Viel diskutiert sind aktuell natürlich die Obduktionen im Rahmen von Covid-19-Fällen. Hier konnte die Pathologie durch die Obduktionsbefunde wichtige Hinweise für die klinischen Kolleg:innen geben. Als weiterer Punkt werden aktuell die verschiedenen Einsatzmöglichkeiten von KI heiß diskutiert. Mögliche neue Krebstherapien und die Diagnostik dazu sind bei uns ein dauerhaftes Thema, das mal mehr und mal weniger in den Vordergrund rückt.
Welche falschen Annahmen über die Pathologie würden Sie gerne korrigieren?
Derjenige, der im Krimi zum Tatort gerufen wird, ist ein:e Rechtsmediziner:in! Wir führen klinische Obduktionen durch. Sie haben nichts mit einer Obduktion in der Rechtsmedizin zu tun. Der Facharzt für Pathologie und der Facharzt für Rechtsmedizin sind zwei vollkommen unterschiedliche Dinge. Und übrigens: Wenn wir Obduzieren, essen wir dabei kein Wurstbrot!
Wie sieht die Nachwuchsförderung in Ihrem Fachbereich aus?

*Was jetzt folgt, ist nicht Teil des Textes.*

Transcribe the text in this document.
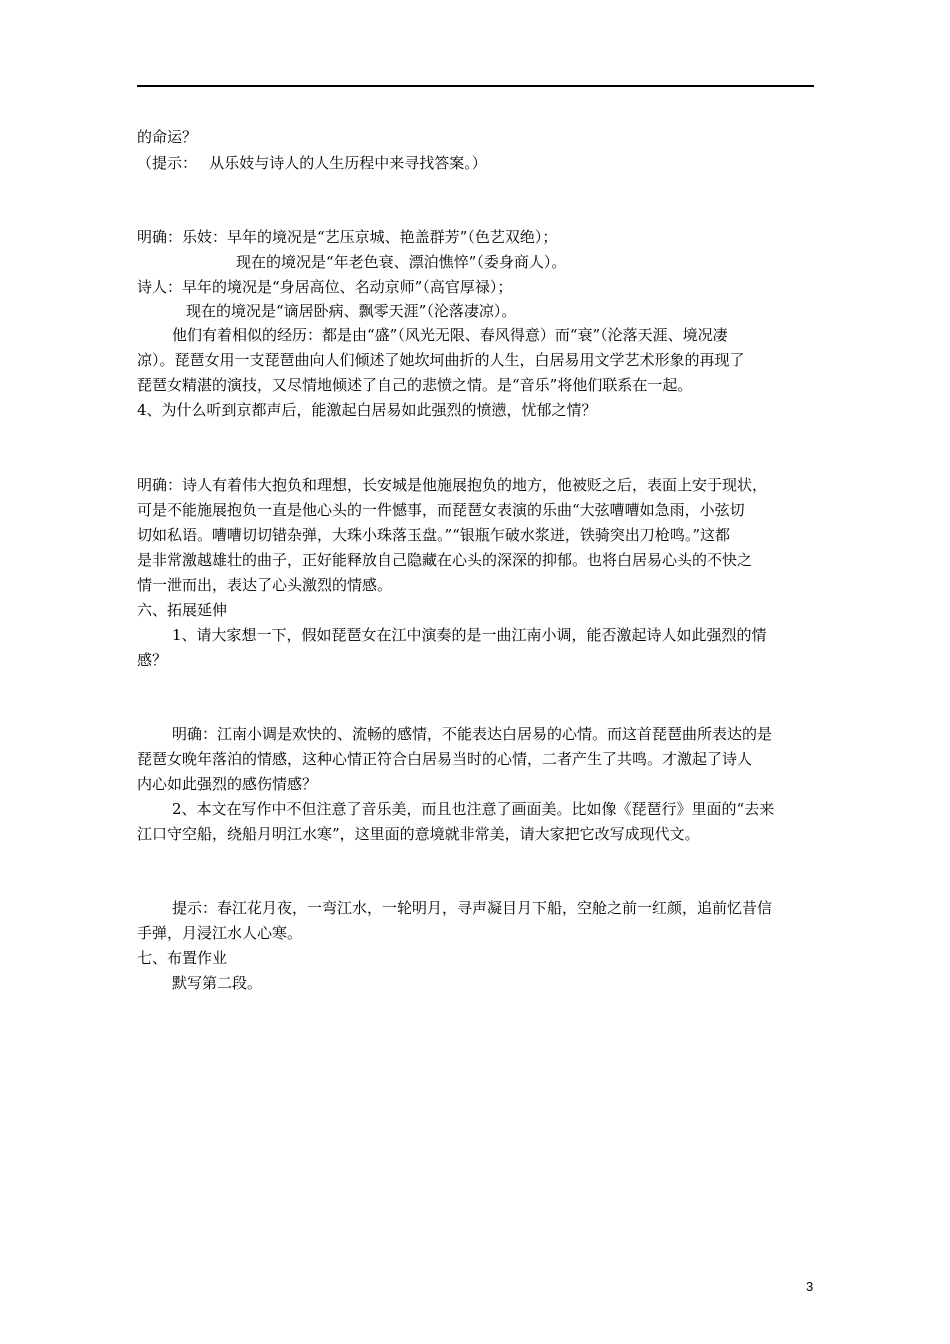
的命运？
（提示：　 从乐妓与诗人的人生历程中来寻找答案。）
明确：乐妓：早年的境况是“艺压京城、艳盖群芳”（色艺双绝）；
现在的境况是“年老色衰、漂泊憔悴”（委身商人）。
诗人：早年的境况是“身居高位、名动京师”（高官厚禄）；
现在的境况是“谪居卧病、飘零天涯”（沦落凄凉）。
他们有着相似的经历：都是由“盛”（风光无限、春风得意）而“衰”（沦落天涯、境况凄
凉）。琵琶女用一支琵琶曲向人们倾述了她坎坷曲折的人生，白居易用文学艺术形象的再现了
琵琶女精湛的演技，又尽情地倾述了自己的悲愤之情。是“音乐”将他们联系在一起。
4、为什么听到京都声后，能激起白居易如此强烈的愤懑，忧郁之情？
明确：诗人有着伟大抱负和理想，长安城是他施展抱负的地方，他被贬之后，表面上安于现状，
可是不能施展抱负一直是他心头的一件憾事，而琵琶女表演的乐曲“大弦嘈嘈如急雨，小弦切
切如私语。嘈嘈切切错杂弹，大珠小珠落玉盘。”“银瓶乍破水浆迸，铁骑突出刀枪鸣。”这都
是非常激越雄壮的曲子，正好能释放自己隐藏在心头的深深的抑郁。也将白居易心头的不快之
情一泄而出，表达了心头激烈的情感。
六、拓展延伸
1、请大家想一下，假如琵琶女在江中演奏的是一曲江南小调，能否激起诗人如此强烈的情
感？
明确：江南小调是欢快的、流畅的感情，不能表达白居易的心情。而这首琵琶曲所表达的是
琵琶女晚年落泊的情感，这种心情正符合白居易当时的心情，二者产生了共鸣。才激起了诗人
内心如此强烈的感伤情感？
2、本文在写作中不但注意了音乐美，而且也注意了画面美。比如像《琵琶行》里面的“去来
江口守空船，绕船月明江水寒”，这里面的意境就非常美，请大家把它改写成现代文。
提示：春江花月夜，一弯江水，一轮明月，寻声凝目月下船，空舱之前一红颜，追前忆昔信
手弹，月浸江水人心寒。
七、布置作业
默写第二段。
3
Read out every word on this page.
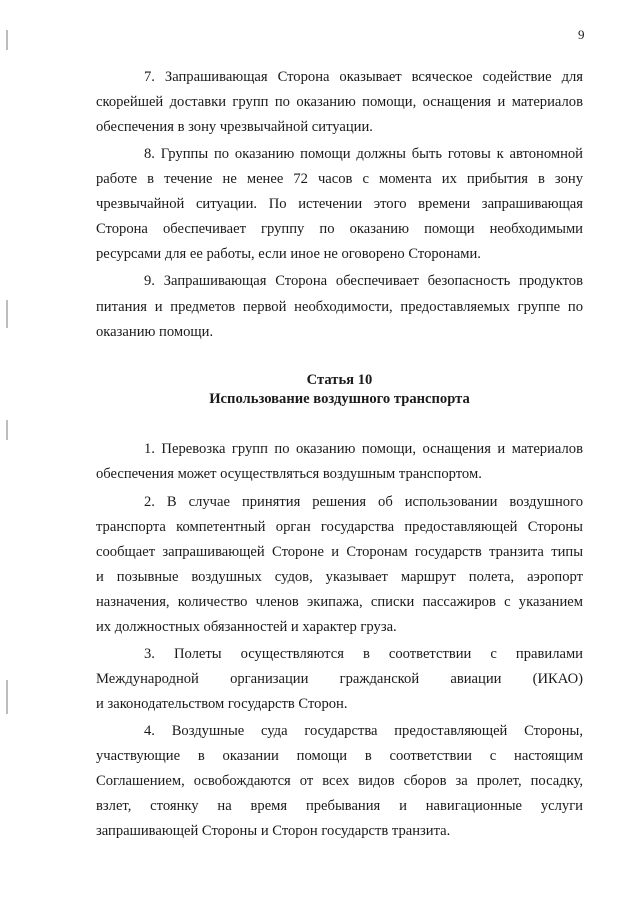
9
7. Запрашивающая Сторона оказывает всяческое содействие для
скорейшей доставки групп по оказанию помощи, оснащения и материалов
обеспечения в зону чрезвычайной ситуации.
8. Группы по оказанию помощи должны быть готовы к автономной
работе в течение не менее 72 часов с момента их прибытия в зону
чрезвычайной ситуации. По истечении этого времени запрашивающая
Сторона обеспечивает группу по оказанию помощи необходимыми
ресурсами для ее работы, если иное не оговорено Сторонами.
9. Запрашивающая Сторона обеспечивает безопасность продуктов
питания и предметов первой необходимости, предоставляемых группе по
оказанию помощи.
Статья 10
Использование воздушного транспорта
1. Перевозка групп по оказанию помощи, оснащения и материалов
обеспечения может осуществляться воздушным транспортом.
2. В случае принятия решения об использовании воздушного
транспорта компетентный орган государства предоставляющей Стороны
сообщает запрашивающей Стороне и Сторонам государств транзита типы
и позывные воздушных судов, указывает маршрут полета, аэропорт
назначения, количество членов экипажа, списки пассажиров с указанием
их должностных обязанностей и характер груза.
3. Полеты осуществляются в соответствии с правилами
Международной организации гражданской авиации (ИКАО)
и законодательством государств Сторон.
4. Воздушные суда государства предоставляющей Стороны,
участвующие в оказании помощи в соответствии с настоящим
Соглашением, освобождаются от всех видов сборов за пролет, посадку,
взлет, стоянку на время пребывания и навигационные услуги
запрашивающей Стороны и Сторон государств транзита.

Unterstützung und Mentoring läuft bei uns eher auf lokaler Ebene und ist nicht so sehr institutionalisiert. Häufig sind vor allem wissenschaftlich tätige Patholog:innen von Anfang an gut vernetzt, was durch die Verbände und wissenschaftlichen Gesellschaften auch gezielt unterstützt wird. Wir bieten auch gezielte Fortbildungsformate und Workshops für junge Patholog:innen an. Es gibt nicht so viele Patholog:innen, dadurch kennen sich die meisten untereinander und die Förderung kann sehr individuell sein.
Dr. med. Katrin Schierle, Jahrgang 1977, ist seit 2006 am Institut für Pathologie des Universitätsklinikums tätig, ab 2014 als Oberärztin. Seit 2013 ist sie Mitglied des Vorstandes des Bundesverbandes Deutscher Pathologen e.V. und hat hier einen Schwerpunkt mit der Arbeit für junge Patholog:innen.